A friend of mine did campaign work a few years ago & has a number of well-connected colleagues who work in places like... the White House. When I mentioned that I'd never been, he quickly set up a tour with a friend who works in the Office of Presidential Personnel. I left crazy early for our 7:45 meeting time in case I happened to get lost along the way (& because I know better than to count on public transportation to be timely). As my bus made its way down 16th street toward 1600 Penn, I had a nerve-wracking realization that spurred me to send this frantic text message to a friend who visits the White House with some regularity:


As I waited for a response, I grew more & more nervous. I texted two other friends. And when the bus dropped me off two blocks outside the White House gate & I still hadn't heard back from any of them, I decided to take precautionary measures.

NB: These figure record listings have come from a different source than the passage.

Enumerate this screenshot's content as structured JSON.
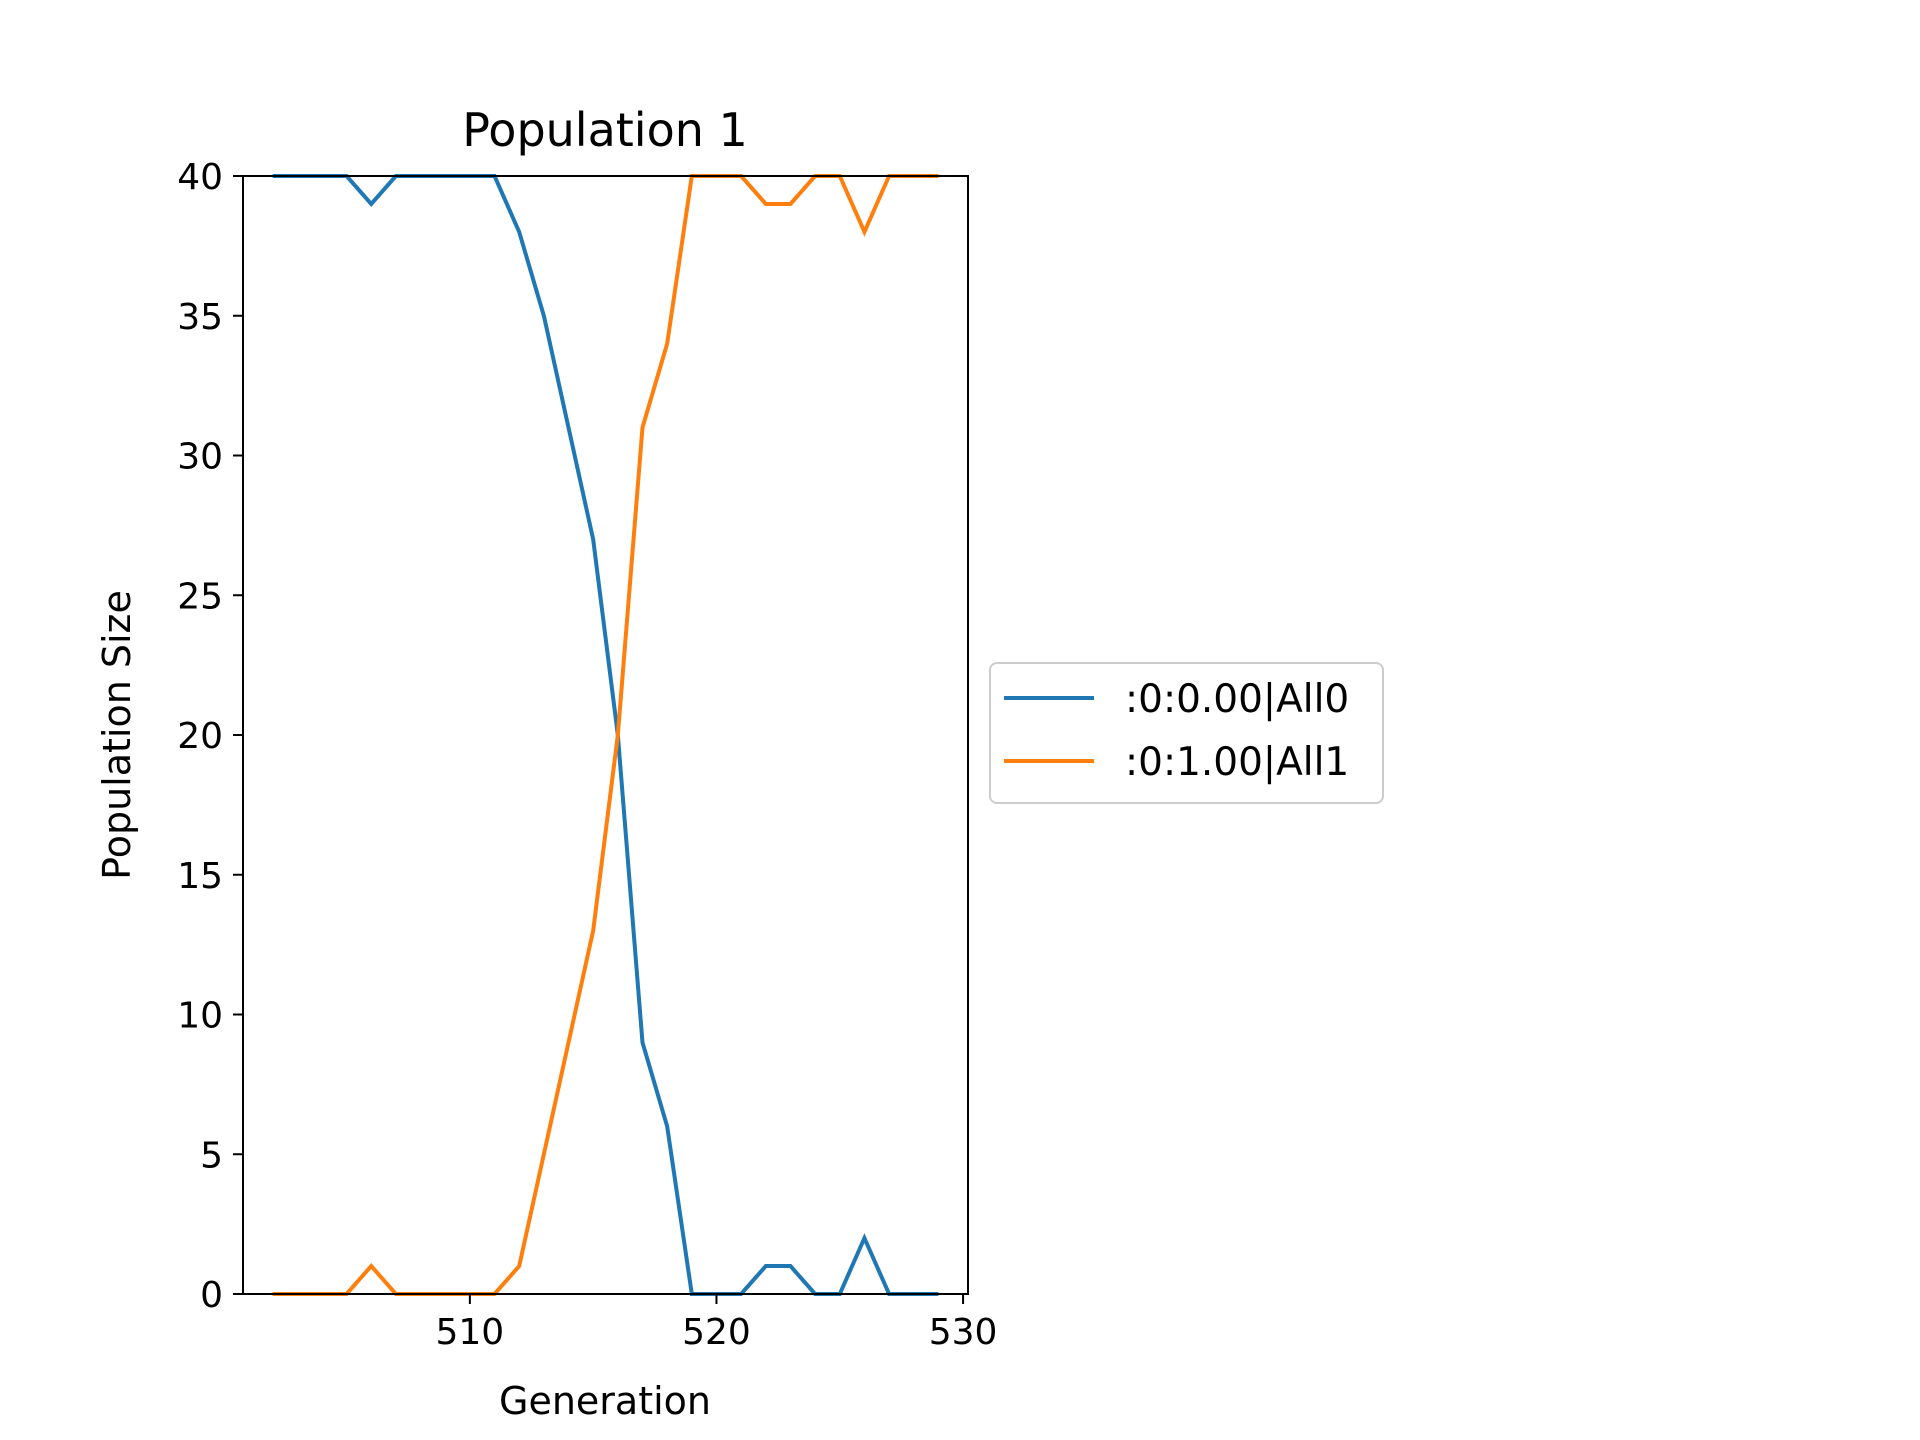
{
  "chart_data": {
    "type": "line",
    "title": "Population 1",
    "xlabel": "Generation",
    "ylabel": "Population Size",
    "xlim": [
      500.8,
      530.2
    ],
    "ylim": [
      0,
      40
    ],
    "xticks": [
      510,
      520,
      530
    ],
    "yticks": [
      0,
      5,
      10,
      15,
      20,
      25,
      30,
      35,
      40
    ],
    "grid": false,
    "legend_position": "center-right-outside",
    "x": [
      502,
      503,
      504,
      505,
      506,
      507,
      508,
      509,
      510,
      511,
      512,
      513,
      514,
      515,
      516,
      517,
      518,
      519,
      520,
      521,
      522,
      523,
      524,
      525,
      526,
      527,
      528,
      529
    ],
    "series": [
      {
        "name": ":0:0.00|All0",
        "color": "#1f77b4",
        "values": [
          40,
          40,
          40,
          40,
          39,
          40,
          40,
          40,
          40,
          40,
          38,
          35,
          31,
          27,
          20,
          9,
          6,
          0,
          0,
          0,
          1,
          1,
          0,
          0,
          2,
          0,
          0,
          0
        ]
      },
      {
        "name": ":0:1.00|All1",
        "color": "#ff7f0e",
        "values": [
          0,
          0,
          0,
          0,
          1,
          0,
          0,
          0,
          0,
          0,
          1,
          5,
          9,
          13,
          20,
          31,
          34,
          40,
          40,
          40,
          39,
          39,
          40,
          40,
          38,
          40,
          40,
          40
        ]
      }
    ]
  }
}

I sat down on a park bench in snowy Lafayette Park & stripped off my boots & both pairs of socks - the furry rainbow socks that looked like they were made of a skinned Muppet & the tall black knee socks underneath them. (For the record, I was wearing two pairs because A) it was cold, & B) my boots are too big.) I put the Muppet socks on first, then the black ones, ensuring that if I was asked to remove my shoes at White House, it at least wouldn't look like I was wearing half a Fraggle.

And then we went on a tour of the West Wing. And it was amazing, obviously, because it was the West Wing, & I wish I had a better word for it than "amazing" because that's the same word I use for, like, really delicious mac & cheese, or a refreshing midday nap. They only give tours at night, so it felt a lot like a cross between a museum & a movie set - pristine, all roped off, inaccessible, beautiful. I couldn't step foot in the Oval Office - because, you know, it's not a museum or a movie set but the president's actual office - but I did get to lean over the velvet rope far enough to say that I'd been inside.

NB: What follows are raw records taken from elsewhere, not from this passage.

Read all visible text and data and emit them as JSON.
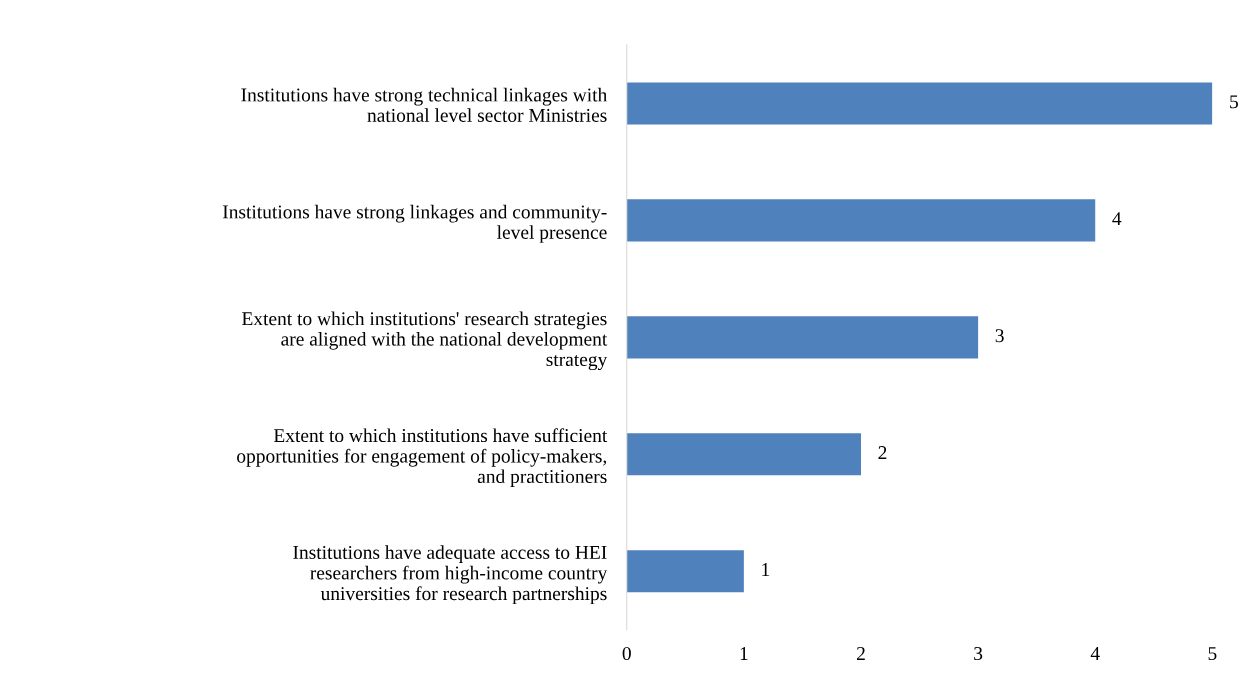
{
  "chart_data": {
    "type": "bar",
    "orientation": "horizontal",
    "categories": [
      "Institutions have strong technical linkages with\nnational level sector Ministries",
      "Institutions have strong linkages and community-\nlevel presence",
      "Extent to which institutions' research strategies\nare aligned with the national development\nstrategy",
      "Extent to which institutions have sufficient\nopportunities for engagement of policy-makers,\nand practitioners",
      "Institutions have adequate access to HEI\nresearchers from high-income country\nuniversities for research partnerships"
    ],
    "values": [
      5,
      4,
      3,
      2,
      1
    ],
    "color": "#4f81bd",
    "xlim": [
      0,
      5
    ],
    "xticks": [
      0,
      1,
      2,
      3,
      4,
      5
    ],
    "data_labels": true,
    "grid": false,
    "legend": false
  }
}
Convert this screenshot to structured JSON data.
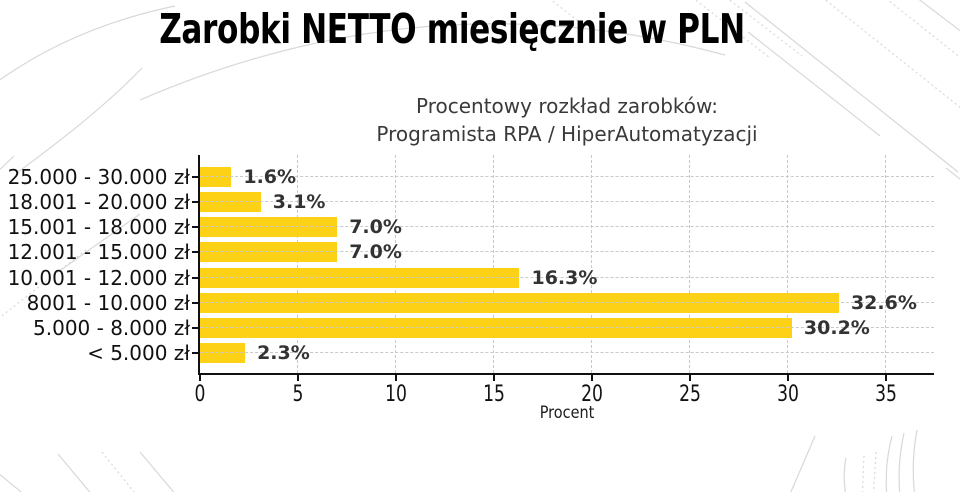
{
  "page": {
    "title": "Zarobki NETTO miesięcznie w PLN"
  },
  "chart_data": {
    "type": "bar",
    "orientation": "horizontal",
    "title_lines": [
      "Procentowy rozkład zarobków:",
      "Programista RPA / HiperAutomatyzacji"
    ],
    "categories": [
      "25.000 - 30.000 zł",
      "18.001 - 20.000 zł",
      "15.001 - 18.000 zł",
      "12.001 - 15.000 zł",
      "10.001 - 12.000 zł",
      "8001 - 10.000 zł",
      "5.000 - 8.000 zł",
      "< 5.000 zł"
    ],
    "values": [
      1.6,
      3.1,
      7.0,
      7.0,
      16.3,
      32.6,
      30.2,
      2.3
    ],
    "value_labels": [
      "1.6%",
      "3.1%",
      "7.0%",
      "7.0%",
      "16.3%",
      "32.6%",
      "30.2%",
      "2.3%"
    ],
    "xlabel": "Procent",
    "xticks": [
      0,
      5,
      10,
      15,
      20,
      25,
      30,
      35
    ],
    "xlim": [
      0,
      37.5
    ],
    "grid": "dashed",
    "legend": "none",
    "colors": {
      "bar": "#FCD116",
      "grid": "#C9C9C9",
      "axis": "#111111",
      "value_label": "#333333",
      "title": "#000000",
      "chart_title": "#3A3A3A",
      "background": "#FFFFFF",
      "decor_lines": "#D8D8D8"
    }
  }
}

The West Wing has a strict no-photos policy, so I couldn't share my presidential adventure on Instagram (though I did snap a selfie in the bathroom outside the Oval Office that I'm too scared to post for fear of, like, being reprimanded by the Secret Service). I was able to take two photos: one with my friend outside the entrance to the West Wing, with the seal above the doorway, & one in the James Brady Press Briefing Room, where I was photobombed by an American flag that appears to be a very patriotic wizard hat.




Now if you'll excuse me, I think it's time I tried to get into The West Wing again. The TV show, that is. Because I've already been to the real one.